Honey Bee Apis mellifera (Hym.: Apidae)  Gordon Hart

Cardinal Meadowhawk Sympetrum illotum (Odo.: Libellulidae)  Gordon Hart

 

   Just in case some of you thought that maybe we exaggerated in saying that the wingspan of the Black Witch is seven inches,  here’s another photograph of Libby Avis’s one.  On my screen an inch is an inch, so the moth is life-size.

 

Male Black Witch Ascalapha odorata (Lep.: Erebidae – Erebinae)  Libby Avis

 

    Not quite so big, but still impressive are our native erebids of the genus Catocala, the underwing moths.   Jessica Page found one on Maplewood Road, Saanich, on September 2, and she managed to get a distant shot.  Catocala is a large genus, with many similar species that are notoriously difficult to identify with certainty.  Our commonest (hence “default”) species is C. aholibah.  Although this species sometimes shows a conspicuous white spot on the forewing, as in Jessica’s photograph, we are not sure if this is sufficient to identify it with certainty.  So let’s say:  Catocala, and maybe Catocala aholibah.

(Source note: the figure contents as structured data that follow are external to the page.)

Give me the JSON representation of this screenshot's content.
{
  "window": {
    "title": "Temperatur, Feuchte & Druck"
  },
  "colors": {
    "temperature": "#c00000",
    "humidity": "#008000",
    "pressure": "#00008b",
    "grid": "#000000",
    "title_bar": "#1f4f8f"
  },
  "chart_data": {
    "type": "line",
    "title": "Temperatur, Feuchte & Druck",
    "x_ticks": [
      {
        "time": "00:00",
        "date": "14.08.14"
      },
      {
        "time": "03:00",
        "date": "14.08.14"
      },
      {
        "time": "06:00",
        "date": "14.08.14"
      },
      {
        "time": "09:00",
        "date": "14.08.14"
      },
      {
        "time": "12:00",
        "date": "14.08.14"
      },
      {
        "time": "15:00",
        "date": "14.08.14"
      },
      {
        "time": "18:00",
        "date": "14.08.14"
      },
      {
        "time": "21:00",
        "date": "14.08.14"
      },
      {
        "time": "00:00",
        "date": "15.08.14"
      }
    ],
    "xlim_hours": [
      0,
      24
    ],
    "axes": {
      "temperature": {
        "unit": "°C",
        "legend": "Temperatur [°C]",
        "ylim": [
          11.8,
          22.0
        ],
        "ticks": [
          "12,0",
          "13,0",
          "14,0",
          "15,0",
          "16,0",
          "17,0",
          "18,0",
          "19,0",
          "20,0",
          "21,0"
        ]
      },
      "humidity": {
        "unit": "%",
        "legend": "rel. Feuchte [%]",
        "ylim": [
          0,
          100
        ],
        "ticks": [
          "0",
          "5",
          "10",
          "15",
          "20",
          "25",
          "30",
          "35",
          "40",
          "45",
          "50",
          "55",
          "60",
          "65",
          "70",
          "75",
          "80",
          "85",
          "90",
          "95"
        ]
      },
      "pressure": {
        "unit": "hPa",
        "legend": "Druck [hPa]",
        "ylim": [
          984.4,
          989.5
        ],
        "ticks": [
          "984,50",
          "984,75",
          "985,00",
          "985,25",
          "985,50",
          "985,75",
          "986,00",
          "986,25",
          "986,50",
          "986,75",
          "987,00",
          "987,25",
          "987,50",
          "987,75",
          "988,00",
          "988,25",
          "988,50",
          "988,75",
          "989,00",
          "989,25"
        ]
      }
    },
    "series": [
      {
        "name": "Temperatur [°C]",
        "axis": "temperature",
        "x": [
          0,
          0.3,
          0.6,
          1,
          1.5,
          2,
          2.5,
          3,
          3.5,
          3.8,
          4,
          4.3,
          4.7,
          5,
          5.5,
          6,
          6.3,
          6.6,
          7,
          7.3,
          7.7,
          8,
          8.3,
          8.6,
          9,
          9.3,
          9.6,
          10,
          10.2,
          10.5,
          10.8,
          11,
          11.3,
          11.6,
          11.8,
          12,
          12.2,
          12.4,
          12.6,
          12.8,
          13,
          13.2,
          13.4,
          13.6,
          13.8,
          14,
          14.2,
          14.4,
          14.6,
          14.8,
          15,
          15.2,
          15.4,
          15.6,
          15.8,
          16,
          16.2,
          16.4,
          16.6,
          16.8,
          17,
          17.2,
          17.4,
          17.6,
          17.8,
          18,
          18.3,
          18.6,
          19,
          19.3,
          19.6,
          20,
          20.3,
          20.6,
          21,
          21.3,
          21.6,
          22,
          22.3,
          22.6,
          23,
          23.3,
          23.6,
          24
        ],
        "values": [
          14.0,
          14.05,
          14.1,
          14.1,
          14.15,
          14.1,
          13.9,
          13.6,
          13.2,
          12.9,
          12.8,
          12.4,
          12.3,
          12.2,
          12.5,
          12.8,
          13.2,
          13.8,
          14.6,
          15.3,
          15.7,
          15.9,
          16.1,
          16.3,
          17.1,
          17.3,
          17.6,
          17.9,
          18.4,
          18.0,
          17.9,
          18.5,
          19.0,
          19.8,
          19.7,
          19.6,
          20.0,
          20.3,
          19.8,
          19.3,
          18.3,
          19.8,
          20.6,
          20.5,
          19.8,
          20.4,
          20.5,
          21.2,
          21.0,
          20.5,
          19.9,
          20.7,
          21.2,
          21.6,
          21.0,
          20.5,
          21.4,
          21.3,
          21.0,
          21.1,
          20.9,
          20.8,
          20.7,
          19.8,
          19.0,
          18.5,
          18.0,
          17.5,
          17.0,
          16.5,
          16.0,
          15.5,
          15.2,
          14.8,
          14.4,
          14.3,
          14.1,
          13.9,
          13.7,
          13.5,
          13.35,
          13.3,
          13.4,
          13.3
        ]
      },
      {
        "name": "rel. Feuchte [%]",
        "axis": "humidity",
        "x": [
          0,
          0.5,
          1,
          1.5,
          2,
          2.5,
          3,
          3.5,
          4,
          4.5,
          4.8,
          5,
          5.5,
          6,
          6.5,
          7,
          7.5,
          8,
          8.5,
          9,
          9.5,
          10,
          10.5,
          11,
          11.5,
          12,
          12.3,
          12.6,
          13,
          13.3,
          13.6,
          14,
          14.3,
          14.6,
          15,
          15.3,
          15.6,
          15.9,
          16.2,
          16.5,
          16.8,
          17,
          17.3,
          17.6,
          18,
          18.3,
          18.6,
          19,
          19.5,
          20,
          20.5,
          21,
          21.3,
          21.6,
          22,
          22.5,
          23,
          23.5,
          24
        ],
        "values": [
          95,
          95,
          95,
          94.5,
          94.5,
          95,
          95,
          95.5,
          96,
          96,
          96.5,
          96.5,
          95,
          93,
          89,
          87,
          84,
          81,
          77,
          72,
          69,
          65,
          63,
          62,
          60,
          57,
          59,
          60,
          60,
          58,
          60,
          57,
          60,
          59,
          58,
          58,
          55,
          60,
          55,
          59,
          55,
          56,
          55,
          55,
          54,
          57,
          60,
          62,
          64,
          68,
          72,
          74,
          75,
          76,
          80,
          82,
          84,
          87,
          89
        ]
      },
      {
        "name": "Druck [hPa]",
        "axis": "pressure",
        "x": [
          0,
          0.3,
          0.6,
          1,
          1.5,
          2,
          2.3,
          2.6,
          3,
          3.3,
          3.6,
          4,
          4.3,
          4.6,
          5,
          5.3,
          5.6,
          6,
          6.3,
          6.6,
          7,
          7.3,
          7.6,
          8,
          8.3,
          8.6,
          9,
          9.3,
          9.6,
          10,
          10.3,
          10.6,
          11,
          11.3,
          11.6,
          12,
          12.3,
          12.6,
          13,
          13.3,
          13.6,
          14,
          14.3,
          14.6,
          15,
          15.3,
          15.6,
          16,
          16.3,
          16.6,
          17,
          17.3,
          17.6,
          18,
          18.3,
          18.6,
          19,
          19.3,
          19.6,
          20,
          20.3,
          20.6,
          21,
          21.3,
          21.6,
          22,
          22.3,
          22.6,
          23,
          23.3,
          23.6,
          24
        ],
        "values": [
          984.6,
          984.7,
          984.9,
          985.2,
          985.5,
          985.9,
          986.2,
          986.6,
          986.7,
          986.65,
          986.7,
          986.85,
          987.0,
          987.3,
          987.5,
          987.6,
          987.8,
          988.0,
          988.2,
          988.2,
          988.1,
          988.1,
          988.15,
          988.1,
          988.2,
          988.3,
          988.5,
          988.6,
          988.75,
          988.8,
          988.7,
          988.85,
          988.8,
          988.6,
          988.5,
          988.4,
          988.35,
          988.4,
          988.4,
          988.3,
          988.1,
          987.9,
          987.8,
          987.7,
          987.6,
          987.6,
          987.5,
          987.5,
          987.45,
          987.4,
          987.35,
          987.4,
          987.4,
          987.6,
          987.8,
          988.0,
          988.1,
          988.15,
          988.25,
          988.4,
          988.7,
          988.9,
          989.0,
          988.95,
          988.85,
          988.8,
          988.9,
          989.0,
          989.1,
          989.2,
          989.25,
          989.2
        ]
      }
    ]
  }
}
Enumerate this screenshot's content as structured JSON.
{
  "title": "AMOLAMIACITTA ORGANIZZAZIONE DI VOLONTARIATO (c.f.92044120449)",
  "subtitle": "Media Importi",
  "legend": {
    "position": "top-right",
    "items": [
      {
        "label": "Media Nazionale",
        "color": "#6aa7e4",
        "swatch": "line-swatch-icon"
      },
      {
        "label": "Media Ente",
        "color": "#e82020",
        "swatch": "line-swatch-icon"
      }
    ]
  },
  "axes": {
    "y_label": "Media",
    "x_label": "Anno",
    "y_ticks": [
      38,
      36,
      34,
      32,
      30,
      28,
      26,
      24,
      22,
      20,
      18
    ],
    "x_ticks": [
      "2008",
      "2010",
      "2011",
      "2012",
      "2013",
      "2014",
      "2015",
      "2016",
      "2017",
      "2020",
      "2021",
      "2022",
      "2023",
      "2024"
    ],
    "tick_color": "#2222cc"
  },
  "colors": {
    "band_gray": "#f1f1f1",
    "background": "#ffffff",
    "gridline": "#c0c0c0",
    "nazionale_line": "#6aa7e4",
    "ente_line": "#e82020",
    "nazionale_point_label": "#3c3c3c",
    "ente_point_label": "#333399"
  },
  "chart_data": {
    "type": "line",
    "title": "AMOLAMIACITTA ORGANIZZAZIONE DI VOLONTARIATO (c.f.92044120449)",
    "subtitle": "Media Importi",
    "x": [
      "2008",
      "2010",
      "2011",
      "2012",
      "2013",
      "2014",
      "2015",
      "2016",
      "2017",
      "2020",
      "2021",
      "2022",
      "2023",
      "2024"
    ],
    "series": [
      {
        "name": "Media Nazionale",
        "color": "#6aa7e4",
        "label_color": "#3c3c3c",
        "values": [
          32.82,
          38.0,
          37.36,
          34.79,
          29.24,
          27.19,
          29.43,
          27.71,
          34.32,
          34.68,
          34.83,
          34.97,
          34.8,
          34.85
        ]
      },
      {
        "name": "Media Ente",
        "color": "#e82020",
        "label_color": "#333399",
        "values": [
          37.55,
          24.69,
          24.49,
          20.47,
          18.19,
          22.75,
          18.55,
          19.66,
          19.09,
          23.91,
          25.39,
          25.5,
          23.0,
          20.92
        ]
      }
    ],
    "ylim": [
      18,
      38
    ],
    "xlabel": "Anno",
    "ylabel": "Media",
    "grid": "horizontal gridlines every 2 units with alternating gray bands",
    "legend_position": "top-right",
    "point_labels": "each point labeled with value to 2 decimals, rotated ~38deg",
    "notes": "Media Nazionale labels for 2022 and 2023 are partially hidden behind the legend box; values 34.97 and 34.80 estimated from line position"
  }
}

Catocala sp.: (Lep.: Erebidae – Erebinae)  Jessica Page

 

   Jeremy Tatum writes:   While on the subject of the spectacular, I have just (September 13 afternoon) returned from Bow Park, Saanich, where I saw a Garden Tiger Moth Arctia caja flying around in the sunshine.

      We are almost out of butterflies now, but Gordon noted a few Pine and Cabbage Whites at his Highlands property on September 12.   Jeremy Tatum saw a Cabbage White at Bow Park on September 13 will it be the last butterfly of the year?